$3,465.   What the average US family spent on ‘food in the home.’
$2,149.   What a family saved by growing their own produce – in Maine.

And those are 2009 numbers, before energy prices started to climb.

If this syllogism is true . . .

If produce is cultivated with machinery then transported 1,500 miles, average, from where it’s grown to the grocery store;
And if most of America’s farm machinery and transportation runs on oil;
Therefore if oil prices rise, as predicted, food prices will rise.

Kitchen Gardener savings. . . does this mean our family can save money by growing some of our own food? Our accountant would say no. Even if oil quintupled in price, a cabbage from our home or community garden will still be more expensive than one shipped from a mechanized North Carolina farm. That’s because, while there’s lots of energy cost in the industrial cabbage, there’s even more labor cost in our backyard cabbage

But most of us have labor to spare. The average American, remember, watches over 4 hours of TV a day. What we may not have is cash, particularly when an oil price hike has slowed the US economy.

And in cash terms, vegetable gardens can be big winners.
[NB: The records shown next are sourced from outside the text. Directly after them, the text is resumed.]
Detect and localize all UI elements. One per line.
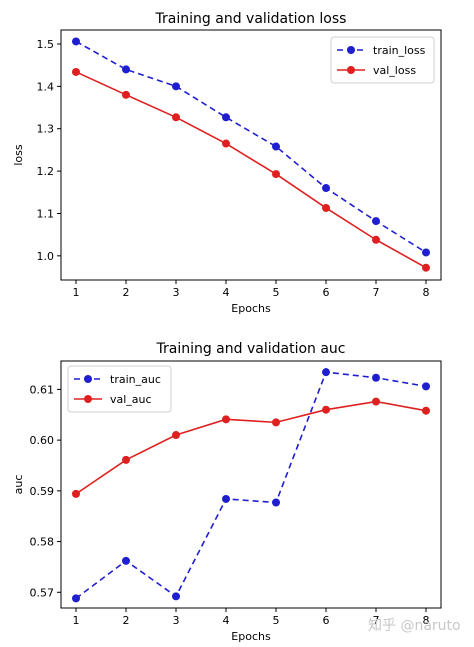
data-point-train_auc xyxy=(122,556,130,565)
x-tick-label: 6 xyxy=(323,286,330,299)
x-tick-label: 2 xyxy=(123,286,130,299)
legend-marker-val_auc xyxy=(84,395,92,403)
data-point-train_loss xyxy=(172,82,180,91)
data-point-val_auc xyxy=(72,489,80,498)
x-tick-label: 3 xyxy=(173,614,180,627)
y-tick-label: 1.4 xyxy=(37,80,55,93)
data-point-train_auc xyxy=(372,373,380,382)
x-tick-label: 4 xyxy=(223,614,230,627)
y-tick-label: 0.59 xyxy=(30,485,55,498)
series-line-train_auc xyxy=(75,371,427,600)
legend-marker-val_loss xyxy=(347,66,355,74)
x-axis-label: Epochs xyxy=(231,302,271,315)
data-point-train_auc xyxy=(222,494,230,503)
data-point-val_loss xyxy=(222,139,230,148)
data-point-train_loss xyxy=(122,65,130,74)
legend-box xyxy=(330,36,435,84)
y-tick-label: 0.57 xyxy=(30,586,55,599)
y-tick-label: 0.60 xyxy=(30,434,55,447)
data-point-val_auc xyxy=(122,455,130,464)
y-tick-label: 1.1 xyxy=(37,207,55,220)
x-tick-label: 8 xyxy=(423,286,430,299)
x-tick-label: 4 xyxy=(223,286,230,299)
x-tick-label: 6 xyxy=(323,614,330,627)
data-point-val_loss xyxy=(272,170,280,179)
chart-title: Training and validation loss xyxy=(155,11,347,27)
legend-label: train_loss xyxy=(373,44,426,57)
y-tick-label: 1.5 xyxy=(37,38,55,51)
x-tick-label: 7 xyxy=(373,286,380,299)
y-tick-label: 1.2 xyxy=(37,165,55,178)
watermark-text: 知乎 @naruto xyxy=(368,617,461,634)
y-axis-label: auc xyxy=(12,475,25,495)
data-point-val_auc xyxy=(372,397,380,406)
legend-label: val_loss xyxy=(373,64,416,77)
plot-frame xyxy=(60,360,442,609)
y-tick-label: 1.3 xyxy=(37,123,55,136)
auc-chart: Training and validation auc Epochs auc 1 2 3 4… xyxy=(12,341,442,643)
x-tick-label: 3 xyxy=(173,286,180,299)
data-point-train_loss xyxy=(222,113,230,122)
x-tick-label: 1 xyxy=(73,614,80,627)
legend-marker-train_auc xyxy=(84,375,92,383)
data-point-train_loss xyxy=(372,217,380,226)
data-point-train_loss xyxy=(322,184,330,193)
data-point-train_auc xyxy=(172,592,180,601)
legend-marker-train_loss xyxy=(347,46,355,54)
data-point-train_auc xyxy=(322,368,330,377)
data-point-train_loss xyxy=(422,248,430,257)
legend-box xyxy=(67,365,172,413)
x-tick-label: 5 xyxy=(273,286,280,299)
data-point-train_loss xyxy=(272,142,280,151)
x-tick-label: 2 xyxy=(123,614,130,627)
data-point-val_auc xyxy=(422,406,430,415)
data-point-val_loss xyxy=(122,90,130,99)
series-line-val_auc xyxy=(75,400,427,495)
data-point-val_loss xyxy=(322,203,330,212)
x-axis-label: Epochs xyxy=(231,630,271,643)
x-tick-label: 1 xyxy=(73,286,80,299)
data-point-val_auc xyxy=(222,415,230,424)
y-tick-label: 0.58 xyxy=(30,536,55,549)
x-tick-label: 5 xyxy=(273,614,280,627)
y-tick-label: 0.61 xyxy=(30,383,55,396)
data-point-val_auc xyxy=(322,405,330,414)
x-tick-label: 8 xyxy=(423,614,430,627)
x-tick-label: 7 xyxy=(373,614,380,627)
legend-label: val_auc xyxy=(110,393,152,406)
data-point-train_auc xyxy=(72,594,80,603)
loss-chart: Training and validation loss Epochs loss 1 2… xyxy=(12,11,442,315)
data-point-val_loss xyxy=(372,235,380,244)
y-axis-label: loss xyxy=(12,144,25,166)
data-point-val_loss xyxy=(422,263,430,272)
series-line-val_loss xyxy=(75,71,427,269)
legend-label: train_auc xyxy=(110,373,161,386)
series-line-train_loss xyxy=(75,40,427,254)
chart-title: Training and validation auc xyxy=(155,341,345,357)
plot-frame xyxy=(60,29,442,281)
data-point-train_auc xyxy=(272,498,280,507)
data-point-val_loss xyxy=(72,67,80,76)
data-point-val_auc xyxy=(172,431,180,440)
data-point-train_auc xyxy=(422,382,430,391)
y-tick-label: 1.0 xyxy=(37,250,55,263)
data-point-val_loss xyxy=(172,113,180,122)
data-point-val_auc xyxy=(272,418,280,427)
data-point-train_loss xyxy=(72,37,80,46)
Roger Doiron, the editor of Kitchen Gardeners, and his wife saved $2,149.15 at grocery store prices one year by producing 834 pounds of produce in their backyard. And that’s in the era of low energy prices.

And what about Roger and Jacqueline’s labor costs? “The cost of our labor is not included,” Roger says, “because we enjoy gardening and the physical work involved. If I am to include my labor costs, I feel I should also include the gym membership fees, country club dues, or doctors’ bills I didn’t have.”